Cystic fibrosis (CF) is caused by homozygous mutations of the CF transmembrane conductance regulator (CFTR) Cl- channel, which result in chronic pulmonary infection and inflammation, the major cause of morbidity and mortality. Although these processes are clearly related to each other, each is likely to contribute to the pathology differently. Understanding the contribution of each of these processes to the overall pathology has been difficult, because they are usually so intimately connected. Various CF mouse models have demonstrated abnormal immune responses compared with wild-type (WT) litter-mates when challenged with live bacteria or bacterial products acutely. However, these studies have not investigated the consequences of persistent inflammation on lung tissue in CF mice, which may better model the lung pathology in patients.
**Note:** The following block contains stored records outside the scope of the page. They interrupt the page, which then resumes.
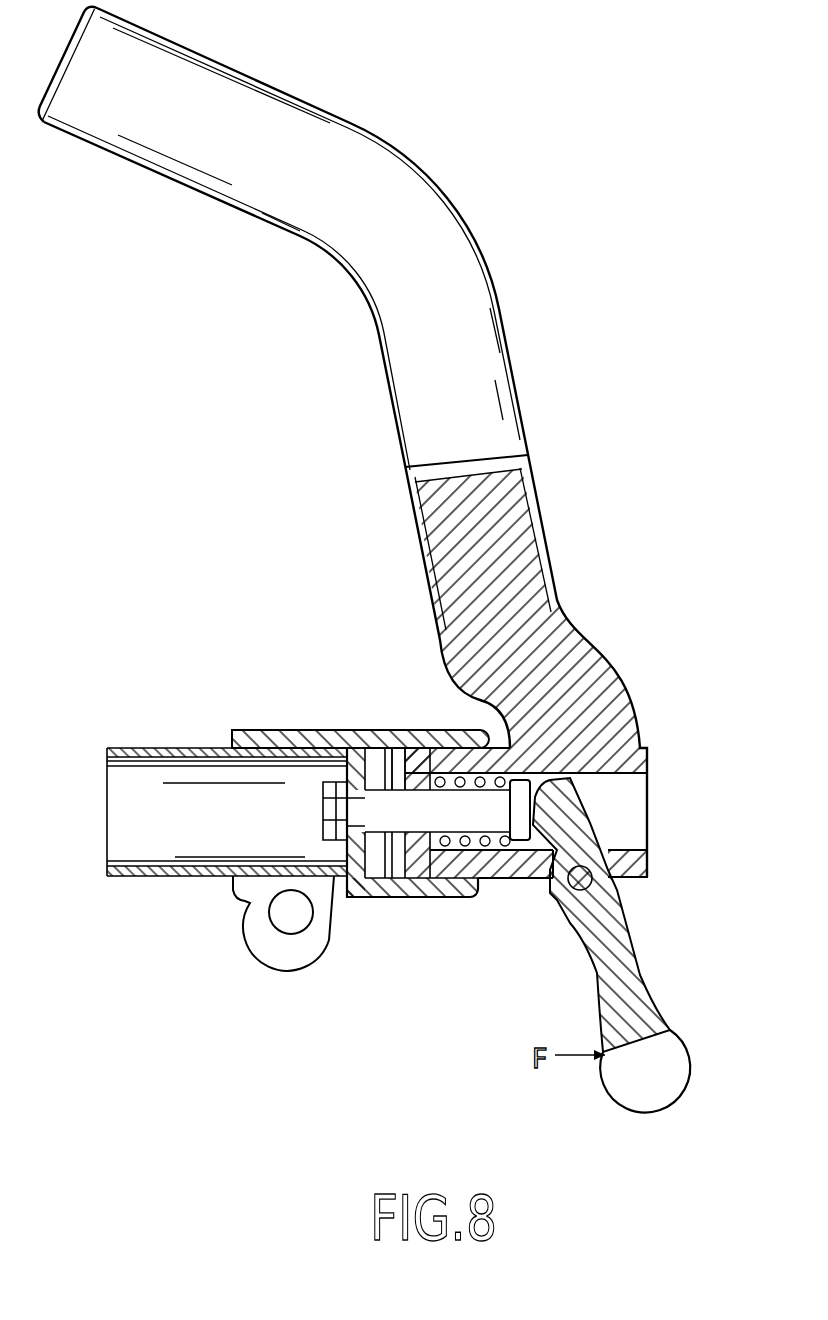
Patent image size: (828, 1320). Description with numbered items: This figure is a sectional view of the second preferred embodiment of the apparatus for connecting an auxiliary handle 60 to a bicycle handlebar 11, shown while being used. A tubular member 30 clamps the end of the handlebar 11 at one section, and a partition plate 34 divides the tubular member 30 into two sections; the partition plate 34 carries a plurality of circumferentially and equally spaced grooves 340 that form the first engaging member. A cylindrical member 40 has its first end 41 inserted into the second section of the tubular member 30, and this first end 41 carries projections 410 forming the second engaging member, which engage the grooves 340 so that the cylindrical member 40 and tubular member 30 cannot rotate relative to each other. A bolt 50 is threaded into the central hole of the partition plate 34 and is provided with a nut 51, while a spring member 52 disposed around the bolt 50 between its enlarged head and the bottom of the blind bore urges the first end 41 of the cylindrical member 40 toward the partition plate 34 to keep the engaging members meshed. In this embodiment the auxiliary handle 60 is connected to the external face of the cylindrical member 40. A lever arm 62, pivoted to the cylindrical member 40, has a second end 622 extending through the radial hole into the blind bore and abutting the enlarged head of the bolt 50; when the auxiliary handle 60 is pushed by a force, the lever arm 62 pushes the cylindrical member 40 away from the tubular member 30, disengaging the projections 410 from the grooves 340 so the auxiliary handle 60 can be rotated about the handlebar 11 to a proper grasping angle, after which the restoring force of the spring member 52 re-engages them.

The handlebar 11 is at (162, 873).
The tubular member 30 is at (373, 897).
The partition plate 34 is at (367, 748).
The grooves 340 is at (370, 757).
The first end of the cylindrical member 41 is at (403, 762).
The projections 410 is at (402, 767).
The cylindrical member 40 is at (517, 878).
The bolt 50 is at (422, 897).
The nut 51 is at (337, 813).
The spring member 52 is at (468, 878).
The auxiliary handle 60 is at (549, 562).
The lever arm 62 is at (630, 983).
The second end of the lever arm 622 is at (537, 810).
We characterized the lung pathology and immune response of Cftr(-/-) (CF) and Cftr(-/-) (WT) mice to chronic administration of Pseudomonas aeruginosa lipopolysaccharide (LPS). We show that, after long-term repeated LPS exposure, CF mice develop an abnormal and persistent immune response, which is associated with more robust structural changes in the lung than those observed in WT mice. Although CF mice and their WT littermates develop lung pathology after chronic exposure to LPS, the inflammation and damage resolve in WT mice. However, CF mice do not recover efficiently, and, as a consequence of their chronic inflammation, CF mice are more susceptible to morphological changes and lung remodeling. This study shows that chronic inflammation alone contributes significantly to aspects of CF lung pathology.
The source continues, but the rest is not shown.